Par délibération n°07/1257/EHCV du 10 décembre 2007, le conseil municipal de la ville de [Localité 16] a attribué à la société Urbanis Aménagement le second lot de la concession « Eradiction de l’habitat indigne ».
Par délibération du 24 octobre 2019, la métropole [Localité 13]-[Localité 16]-Provence a approuvé l’engagement d’une procédure d’expropriation pour cause d’utilité publique au profit d’Urbanis Aménagement sur l’immeuble situé [Adresse 7].

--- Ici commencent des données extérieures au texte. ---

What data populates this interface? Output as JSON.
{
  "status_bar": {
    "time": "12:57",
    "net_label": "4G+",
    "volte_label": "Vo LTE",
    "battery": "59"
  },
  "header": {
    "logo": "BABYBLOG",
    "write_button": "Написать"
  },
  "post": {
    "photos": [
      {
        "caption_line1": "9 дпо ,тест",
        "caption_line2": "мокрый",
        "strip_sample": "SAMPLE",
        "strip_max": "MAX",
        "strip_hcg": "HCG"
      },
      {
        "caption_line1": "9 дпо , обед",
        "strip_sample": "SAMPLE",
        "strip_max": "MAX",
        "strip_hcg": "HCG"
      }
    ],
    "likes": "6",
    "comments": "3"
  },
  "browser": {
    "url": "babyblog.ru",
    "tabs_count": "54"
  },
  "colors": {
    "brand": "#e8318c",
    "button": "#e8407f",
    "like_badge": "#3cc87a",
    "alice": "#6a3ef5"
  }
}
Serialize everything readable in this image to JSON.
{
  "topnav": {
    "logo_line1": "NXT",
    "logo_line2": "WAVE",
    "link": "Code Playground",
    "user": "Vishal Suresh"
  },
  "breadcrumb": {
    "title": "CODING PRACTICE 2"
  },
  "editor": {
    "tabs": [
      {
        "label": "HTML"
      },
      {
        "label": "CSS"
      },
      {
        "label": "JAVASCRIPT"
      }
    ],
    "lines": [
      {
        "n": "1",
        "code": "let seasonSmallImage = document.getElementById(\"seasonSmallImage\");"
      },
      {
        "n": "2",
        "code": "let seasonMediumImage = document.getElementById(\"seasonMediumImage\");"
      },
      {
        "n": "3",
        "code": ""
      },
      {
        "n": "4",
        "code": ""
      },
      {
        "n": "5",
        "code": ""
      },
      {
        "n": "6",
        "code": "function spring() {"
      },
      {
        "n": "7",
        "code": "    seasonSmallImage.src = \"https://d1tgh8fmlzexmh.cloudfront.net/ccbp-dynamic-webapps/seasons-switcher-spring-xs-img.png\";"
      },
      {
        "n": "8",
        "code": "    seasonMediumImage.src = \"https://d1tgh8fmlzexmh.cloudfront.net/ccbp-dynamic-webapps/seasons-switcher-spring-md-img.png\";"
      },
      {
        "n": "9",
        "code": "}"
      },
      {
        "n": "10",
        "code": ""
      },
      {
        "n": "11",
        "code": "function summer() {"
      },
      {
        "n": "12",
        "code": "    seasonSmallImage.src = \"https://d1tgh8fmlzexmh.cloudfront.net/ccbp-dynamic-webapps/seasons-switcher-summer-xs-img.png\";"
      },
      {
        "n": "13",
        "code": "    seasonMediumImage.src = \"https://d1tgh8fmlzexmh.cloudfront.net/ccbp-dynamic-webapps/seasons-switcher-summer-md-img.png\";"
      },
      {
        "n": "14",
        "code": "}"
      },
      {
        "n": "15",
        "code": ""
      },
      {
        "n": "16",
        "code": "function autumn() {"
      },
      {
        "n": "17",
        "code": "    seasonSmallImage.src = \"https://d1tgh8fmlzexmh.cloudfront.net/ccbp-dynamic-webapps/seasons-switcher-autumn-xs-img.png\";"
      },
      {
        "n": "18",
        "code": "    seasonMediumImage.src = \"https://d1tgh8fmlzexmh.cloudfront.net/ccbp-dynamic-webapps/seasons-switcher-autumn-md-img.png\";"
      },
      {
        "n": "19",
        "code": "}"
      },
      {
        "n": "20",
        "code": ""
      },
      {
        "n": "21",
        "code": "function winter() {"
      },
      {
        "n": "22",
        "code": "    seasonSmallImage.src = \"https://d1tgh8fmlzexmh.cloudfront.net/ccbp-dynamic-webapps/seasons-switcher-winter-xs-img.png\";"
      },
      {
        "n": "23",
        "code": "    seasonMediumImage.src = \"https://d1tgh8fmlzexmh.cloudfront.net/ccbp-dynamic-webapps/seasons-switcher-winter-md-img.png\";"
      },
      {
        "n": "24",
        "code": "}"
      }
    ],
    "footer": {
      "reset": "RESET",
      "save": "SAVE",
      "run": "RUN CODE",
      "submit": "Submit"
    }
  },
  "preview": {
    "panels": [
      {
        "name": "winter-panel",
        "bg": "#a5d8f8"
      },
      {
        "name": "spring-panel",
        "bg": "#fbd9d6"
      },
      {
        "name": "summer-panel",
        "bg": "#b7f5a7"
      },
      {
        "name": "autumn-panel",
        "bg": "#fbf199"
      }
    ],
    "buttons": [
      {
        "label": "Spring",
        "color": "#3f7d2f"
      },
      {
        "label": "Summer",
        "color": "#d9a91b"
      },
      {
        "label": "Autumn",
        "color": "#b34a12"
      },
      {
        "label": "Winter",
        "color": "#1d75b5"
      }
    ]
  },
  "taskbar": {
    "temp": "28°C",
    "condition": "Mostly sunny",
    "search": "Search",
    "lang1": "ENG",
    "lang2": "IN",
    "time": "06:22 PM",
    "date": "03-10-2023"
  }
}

Un arrêté de traitement de l’insalubrité a été pris le 26 mai 2021 par le préfet des Bouches-du-Rhône concernant la maison située [Adresse 5].
Le préfet des Bouches-du-Rhône a rendu le 24 juin 2022 un arrêté portant déclaration d’utilité publique concernant l’immeuble situé [Adresse 7].
Le préfet des Bouches-du-Rhône a rendu le 24 janvier 2024 un arrêté portant cessibilité au profit de la société Urbanis Aménagement de l’immeuble situé [Adresse 7].
L’ordonnance d’expropriation a été rendue le 6 mars 2024.
Par mémoire reçu le 3 octobre 2024, la SAS Urbanis Aménagement a saisi la juridiction d’une demande de fixation de l’indemnité de dépossession du lot 12 de la copropriété situé [Adresse 10], appartenant à M. [B] [M] et Mme [J] [X] à la somme de 36.200 €.
Elle utilise la méthode par comparaison, estimant que la valeur au mètre carré des biens situés dans le même périmètre se situe entre 575 € et 1.575 €. En raison des travaux de réhabilitation nécessaire, elle fixe le prix au mètre carré à 800 €.
Par conclusions reçues le 2 décembre 2024, le commissaire du gouvernement demande de fixer l’indemnité d’expropriation à la somme de 40.600 €. Il affirme que la date de référence se situe au 28 janvier 2020, et retient la méthode par comparaison en proposant quatre termes de comparaison concluant un prix au mètre carré de 900 €.
La visite des lieux a été fixée par ordonnance du 16 octobre 2024 au 5 décembre 2024. A la suite d’une annulation, la visite des lieux a été de nouveau fixée par ordonnance du 27 novembre 2024 au 15 janvier 2025.
L’audience publique a eu lieu le 15 janvier 2025 à l’issue de la visite.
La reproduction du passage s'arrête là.